Today I hauled five cherry logs to a friend with a band mill. It only took about three hours, then we went into his shop, sat by the wood stove and ate chili and yapped.

I love milling as much as turning, you never know what the log will hold. We milled bowl blanks, three by three spindle stock and some 4/4 boards. The planks on the right have the pith in them. I'll rip the pith out and have some quarter sawn material for plates etc.

All in all a great day.





Lots of work ahead cutting and sealing, then stacking in the shed to dry down.

Graybeard

Reactions: Like 3 | EyeCandy! 2 | Way Cool 8


----------



## Albert Kiebert (Jan 30, 2015)

Good looking haul, Bet all that Cherry smells good!!!!

Reactions: Agree 1


----------



## JR Custom Calls (Jan 30, 2015)

Graybeard said:


> I'll rip the pith out


That just sounds funny haha.

Looks like a nice load

Reactions: Funny 1


----------



## NYWoodturner (Jan 30, 2015)

Nice haul David. Thats a lot of turning stock and da,med good use of the logs.


----------



## woodtickgreg (Jan 30, 2015)

I would call that a great day. Nice looking haul too.


----------



## Tony (Jan 31, 2015)

Nice haul David! Purdy looking stuff there!


----------



## barry richardson (Jan 31, 2015)

Nice wood, good times! that's what it's all about....

Reactions: Agree 2


----------



## ironman123 (Jan 31, 2015)

Looks like you are well ahead of the game. Great looking timber. Yep, lots of sealing. Enjoy that load.


----------



## Graybeard (Feb 3, 2015)

Well, the management and I just finish cutting up the spindle stock into 24 inch lengths and sealing it all up. It's all tucked in the shed on racks to dry down. Just in time, we're getting more snow.
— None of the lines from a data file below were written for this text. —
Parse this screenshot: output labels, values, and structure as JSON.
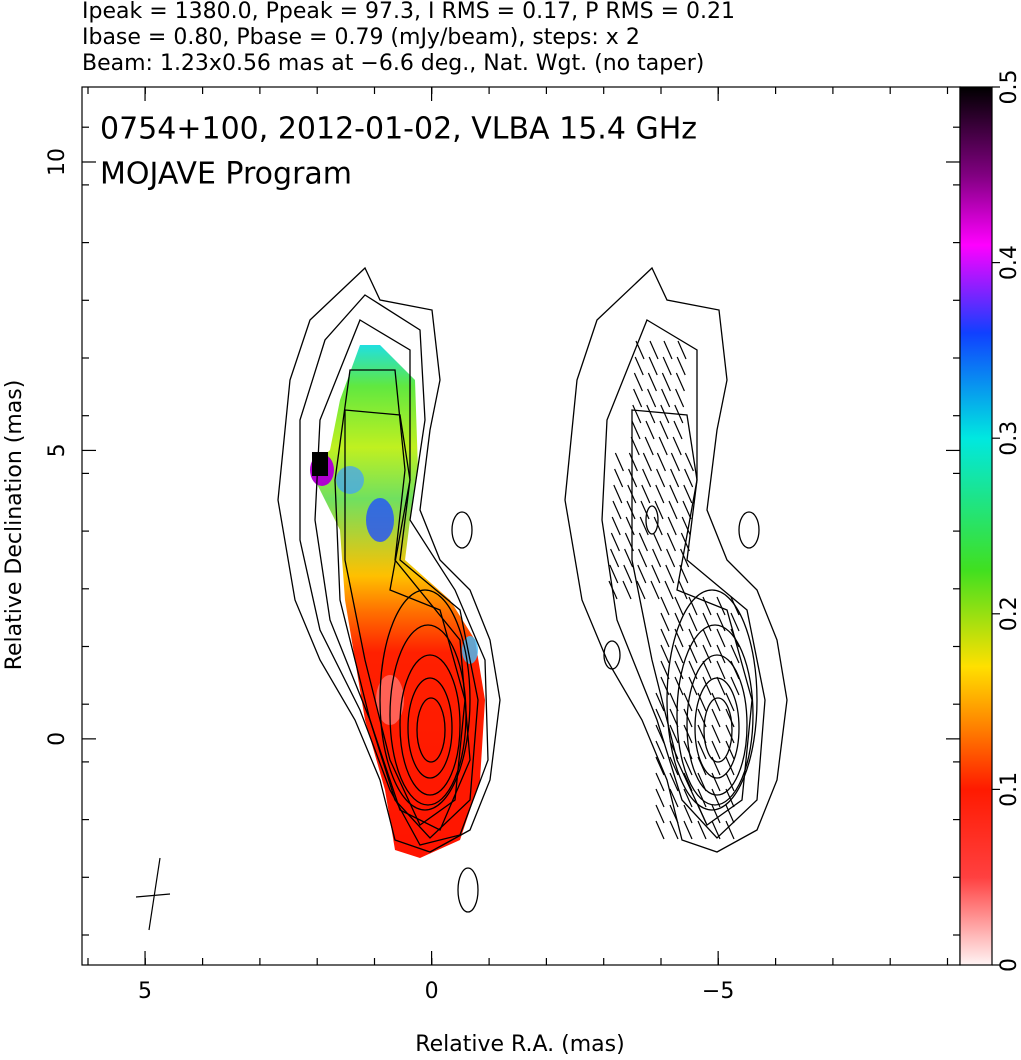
{
  "chart_data": {
    "type": "map",
    "header_lines": [
      "Ipeak = 1380.0, Ppeak = 97.3, I RMS = 0.17, P RMS = 0.21",
      "Ibase = 0.80, Pbase = 0.79 (mJy/beam), steps: x 2",
      "Beam: 1.23x0.56 mas at −6.6 deg., Nat. Wgt. (no taper)"
    ],
    "plot_label": [
      "0754+100, 2012-01-02, VLBA 15.4 GHz",
      "MOJAVE Program"
    ],
    "x_label": "Relative R.A. (mas)",
    "y_label": "Relative Declination (mas)",
    "xlim": [
      6.1,
      -9.22
    ],
    "xticks": [
      5,
      0,
      {
        "value": -5,
        "label": "−5"
      }
    ],
    "ylim": [
      -3.92,
      11.3
    ],
    "yticks": [
      0,
      5,
      10
    ],
    "colorbar": {
      "lim": [
        0,
        0.5
      ],
      "ticks": [
        0,
        0.1,
        0.2,
        0.3,
        0.4,
        0.5
      ]
    }
  }
}
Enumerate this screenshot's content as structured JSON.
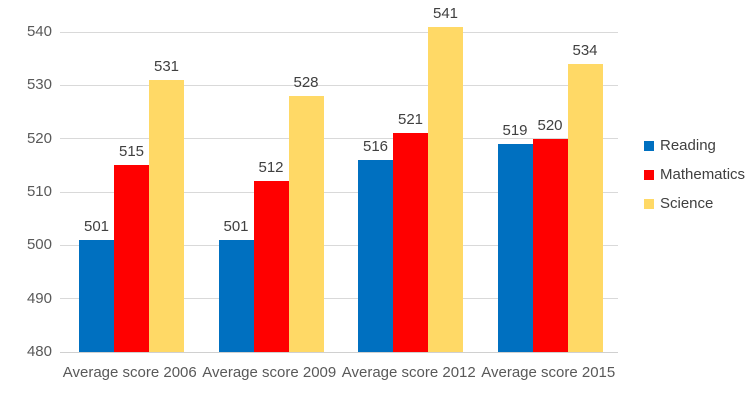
{
  "chart_data": {
    "type": "bar",
    "title": "",
    "xlabel": "",
    "ylabel": "",
    "categories": [
      "Average score 2006",
      "Average score 2009",
      "Average score 2012",
      "Average score 2015"
    ],
    "series": [
      {
        "name": "Reading",
        "color": "#0070C0",
        "values": [
          501,
          501,
          516,
          519
        ]
      },
      {
        "name": "Mathematics",
        "color": "#FF0000",
        "values": [
          515,
          512,
          521,
          520
        ]
      },
      {
        "name": "Science",
        "color": "#FFD966",
        "values": [
          531,
          528,
          541,
          534
        ]
      }
    ],
    "ylim": [
      480,
      540
    ],
    "yticks": [
      "480",
      "490",
      "500",
      "510",
      "520",
      "530",
      "540"
    ],
    "grid": true,
    "data_labels": true,
    "legend_position": "right"
  },
  "colors": {
    "gridline": "#D9D9D9",
    "axis_text": "#595959",
    "data_label_text": "#404040",
    "background": "#FFFFFF"
  }
}
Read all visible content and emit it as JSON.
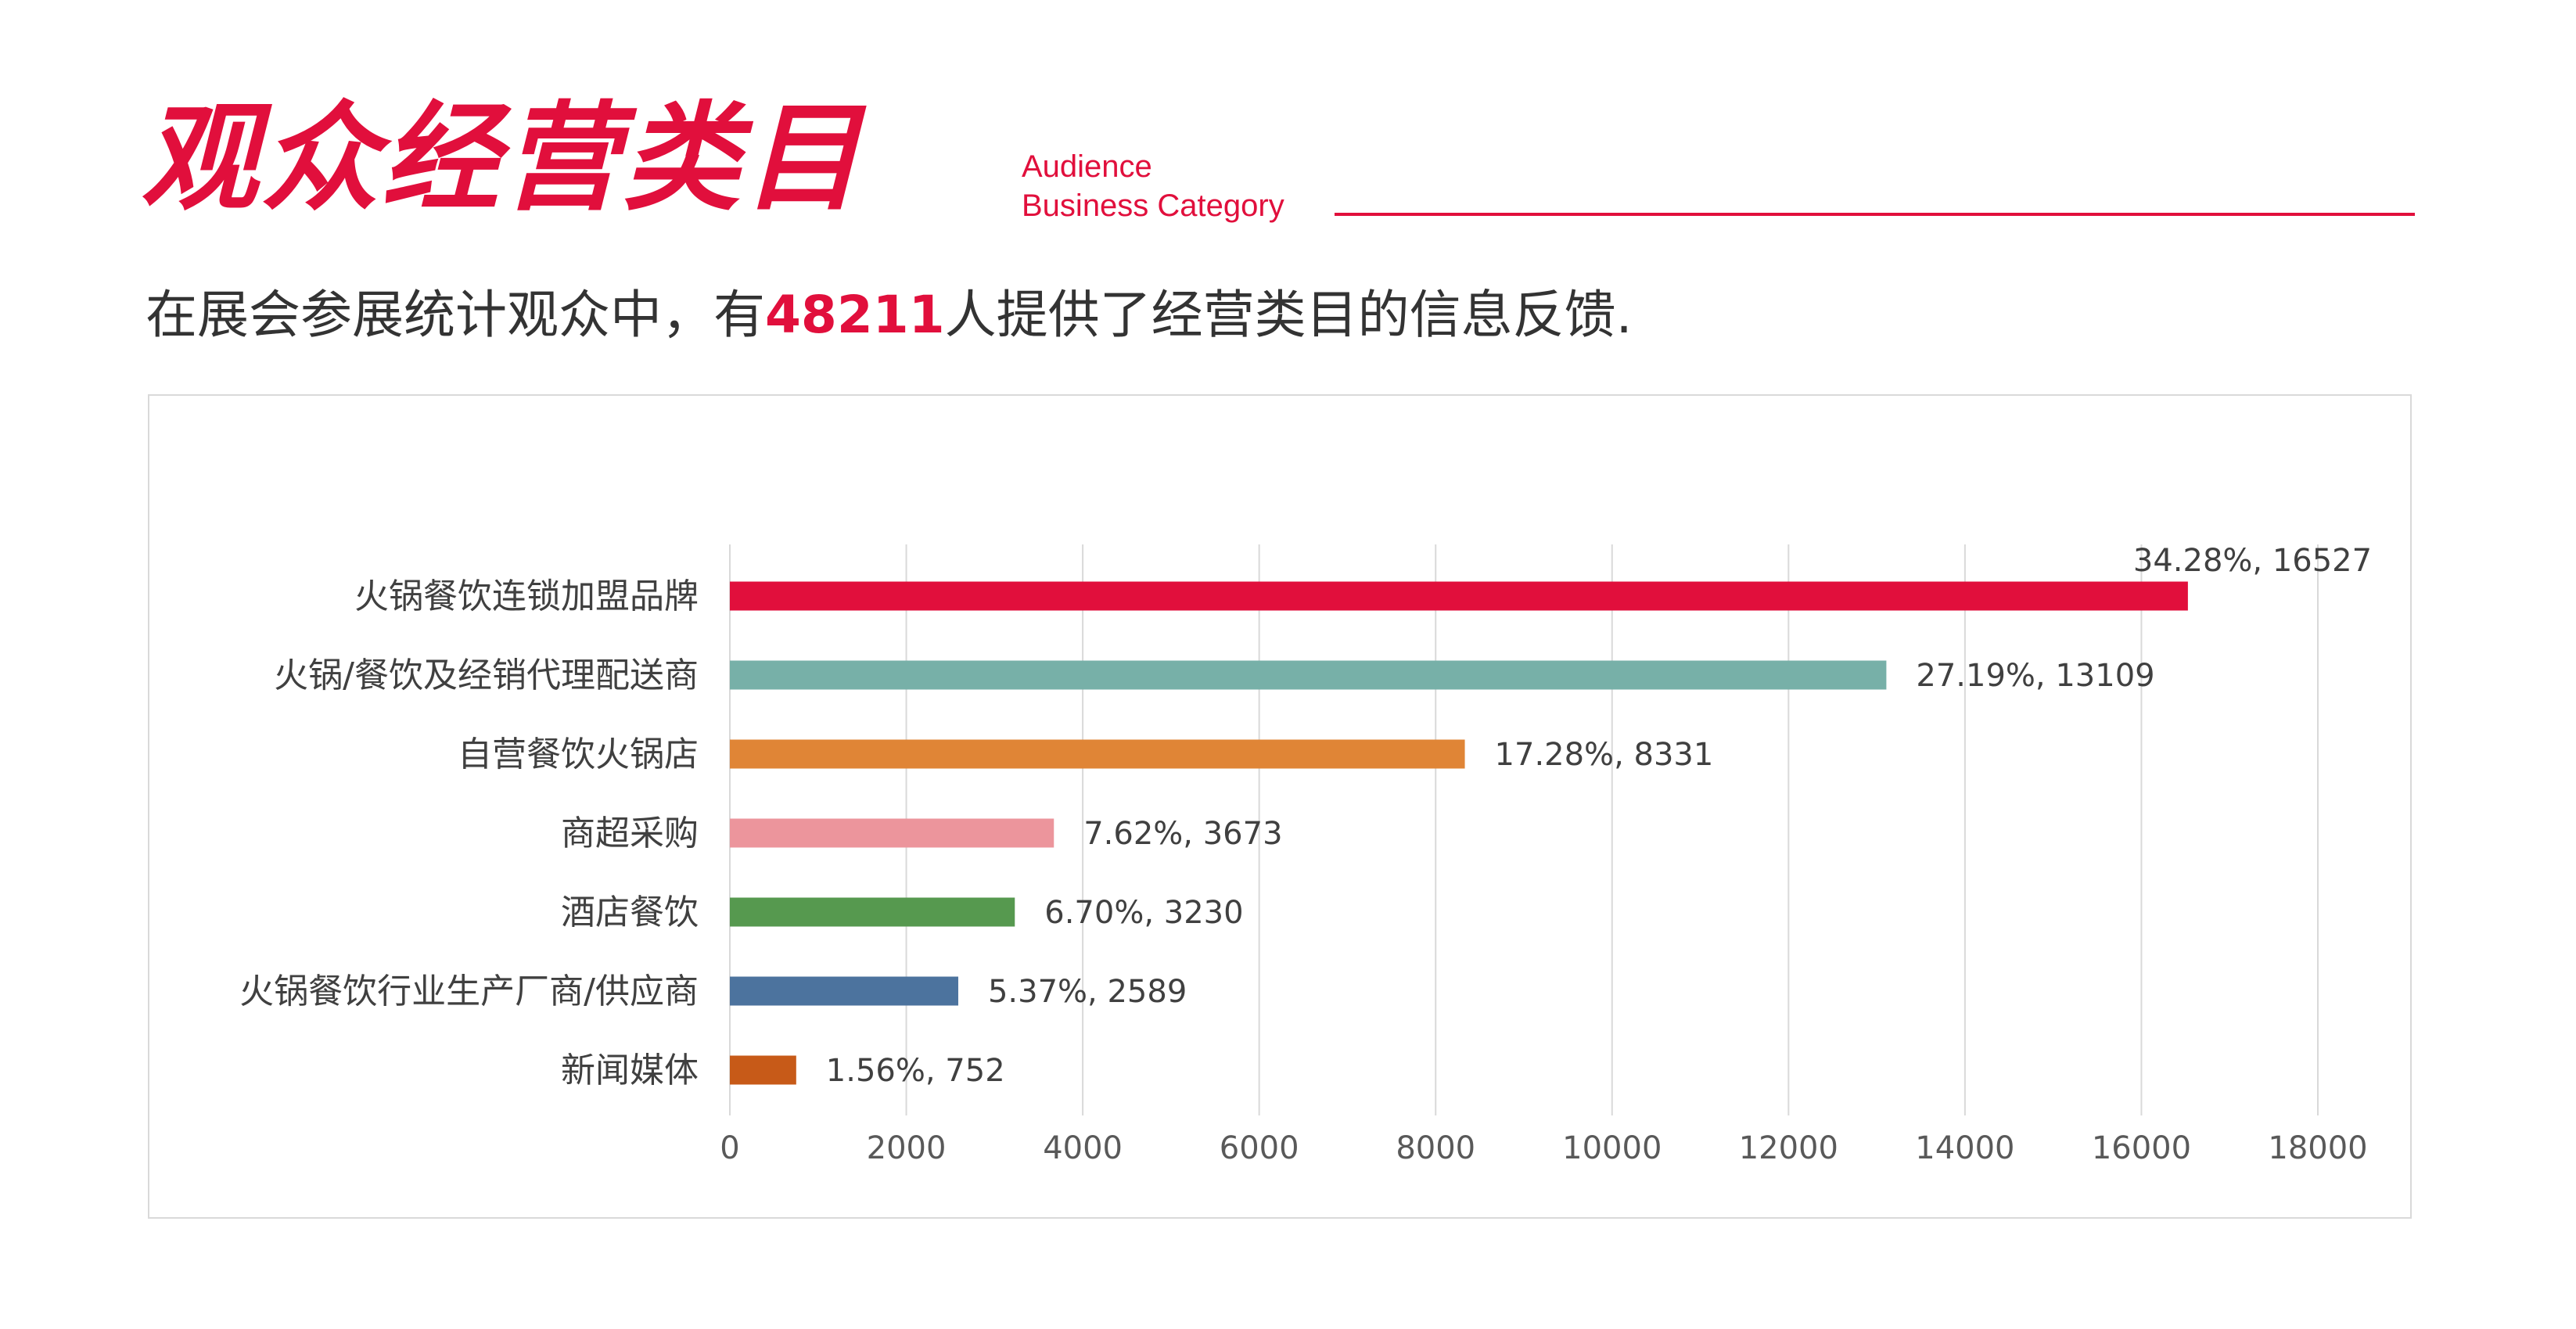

Plan to bring down the bowl blanks and core out some bowls, then let them dry before finish turning them.

As a little extra bonus I put some of the chop saw sawdust in some containers to use for smoking bacon. Cherry wood smoke = yummm!

Graybeard

Reactions: Like 1


----------



## Nature Man (Feb 3, 2015)

What a terrific haul! Nice that you could buck it up into various sizes already! Almost seems like too much for one person! Chuck


----------